Come lavorate prima e durante i set?
"Noi facciamo tutto insieme, tutto! Scriviamo la sceneggiatura uno di fronte all'altro, prepariamo le scene e le inquadrature insieme, se ce ne sono dieci si fa cinque e cinque, il problema - e sorride Vittorio - è quando arriva l'undicesima. Chi la deve fare? E comunque ormai abbiamo un'esperienza tale che ci consente con una grattatina al capo di intenderci subito".
"C'è un solo problema - dice Paolo - ed è che dividiamo anche i soldi!".
Perché l'uso del dialetto lo spiega Fabio Cavalli.
"Lavoro da dieci anni a Rebibbia come direttore del laboratorio teatrale e questa esperienza del dialetto è nata per ridare ad ognuno dei detenuti un senso nascosto da ritrovare delle parole stesse. Non è nè teatro in lingua nè amatoriale, ma da quando abbiamo iniziato questo tipo di lavoro sul linguaggio, con la Divina Commedia, abbiamo scoperto che è difficile rinunciarci. Lo trovo un modo potentissimo di comunicare. Non dimentichiamo che oggi il teatro di Rebibbia è un teatro che fa parte del circuito dei teatri romani, non è più un luogo chiuso, tutti ci potete andare".
Infine Salavtore "Sasà" Striano, un ragazzo con otto anni di carcere alle spalle, una storia di crimine e galera che ritrova il modo di drizzarsi attraverso il cinema.
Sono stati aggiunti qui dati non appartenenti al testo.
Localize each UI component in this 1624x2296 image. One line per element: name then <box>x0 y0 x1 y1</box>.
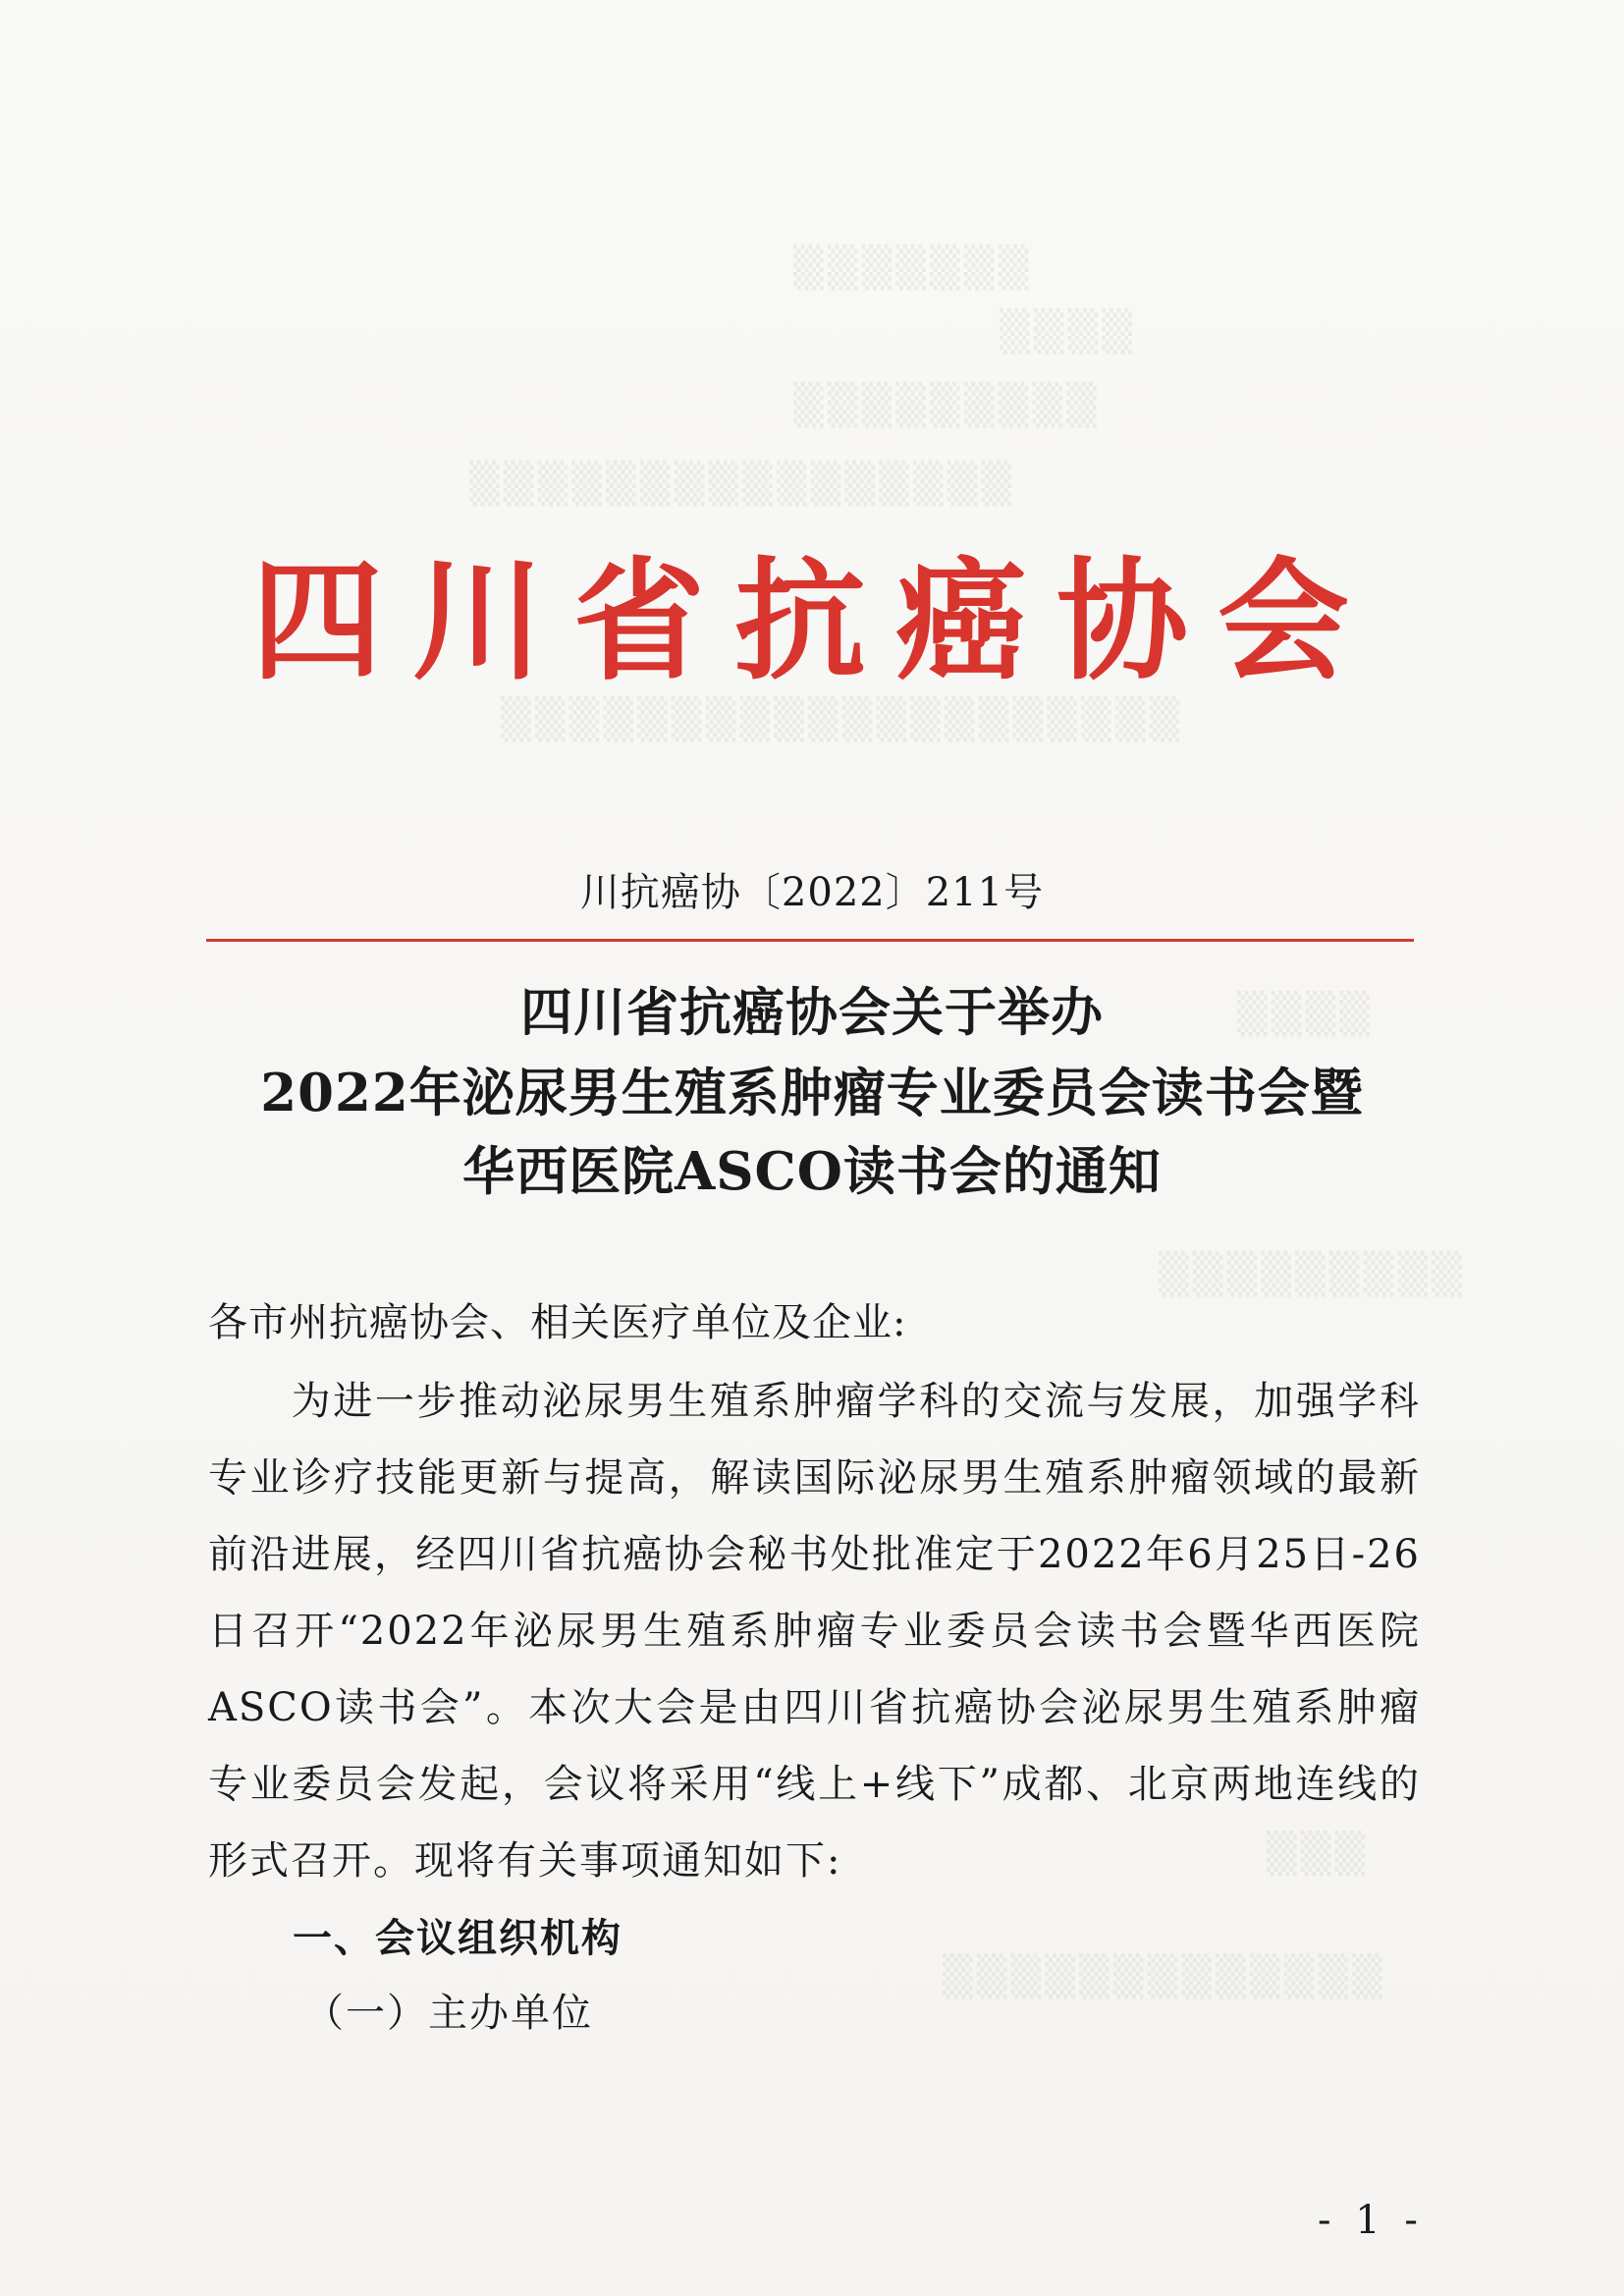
page-number: - 1 - <box>1318 2198 1424 2243</box>
document-number: 川抗癌协〔2022〕211号 <box>579 870 1045 915</box>
bleed-through-text: ▒▒▒▒▒▒▒▒▒ <box>793 383 1101 428</box>
organization-title: 四川省抗癌协会 <box>250 543 1379 698</box>
bleed-through-text: ▒▒▒▒▒▒▒▒▒▒▒▒▒ <box>943 1954 1386 1999</box>
bleed-through-text: ▒▒▒▒▒▒▒▒▒ <box>1159 1252 1466 1297</box>
bleed-through-text: ▒▒▒▒ <box>1237 992 1375 1037</box>
bleed-through-text: ▒▒▒▒ <box>1000 309 1137 355</box>
addressee: 各市州抗癌协会、相关医疗单位及企业: <box>208 1300 907 1345</box>
body-text: 为进一步推动泌尿男生殖系肿瘤学科的交流与发展，加强学科专业诊疗技能更新与提高，解读国际泌尿男生殖系肿瘤领域的最新前沿进展，经四川省抗癌协会秘书处批准定于2022年6月25日-26日召开“2022年泌尿男生殖系肿瘤专业委员会读书会暨华西医院ASCO读书会”。本次大会是由四川省抗癌协会泌尿男生殖系肿瘤专业委员会发起，会议将采用“线上+线下”成都、北京两地连线的形式召开。现将有关事项通知如下: <box>208 1379 1421 1884</box>
subsection-heading: （一）主办单位 <box>304 1991 593 2036</box>
bleed-through-text: ▒▒▒▒▒▒▒ <box>793 246 1033 291</box>
bleed-through-text: ▒▒▒▒▒▒▒▒▒▒▒▒▒▒▒▒ <box>469 462 1016 507</box>
bleed-through-text: ▒▒▒ <box>1267 1831 1370 1877</box>
headline-line-2: 2022年泌尿男生殖系肿瘤专业委员会读书会暨 <box>260 1063 1364 1123</box>
headline-line-1: 四川省抗癌协会关于举办 <box>520 982 1104 1043</box>
body-paragraph <box>208 1363 1421 1899</box>
red-divider-line <box>206 939 1414 942</box>
headline-line-3: 华西医院ASCO读书会的通知 <box>462 1141 1162 1202</box>
bleed-through-text: ▒▒▒▒▒▒▒▒▒▒▒▒▒▒▒▒▒▒▒▒ <box>501 697 1184 742</box>
section-heading: 一、会议组织机构 <box>293 1915 623 1961</box>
Quasi con le lacrime agli occhi, incredulo per il suo percorso personale ha detto che "per me è un onore grandissimo aver partecipato a questo film. Sapere che i Taviani mi volevano mi ha fatto lavorare il doppio per non deluderli. Per me si tratta di un vero e proprio riscatto attoriale e li ringrazio davvero per avermelo permesso".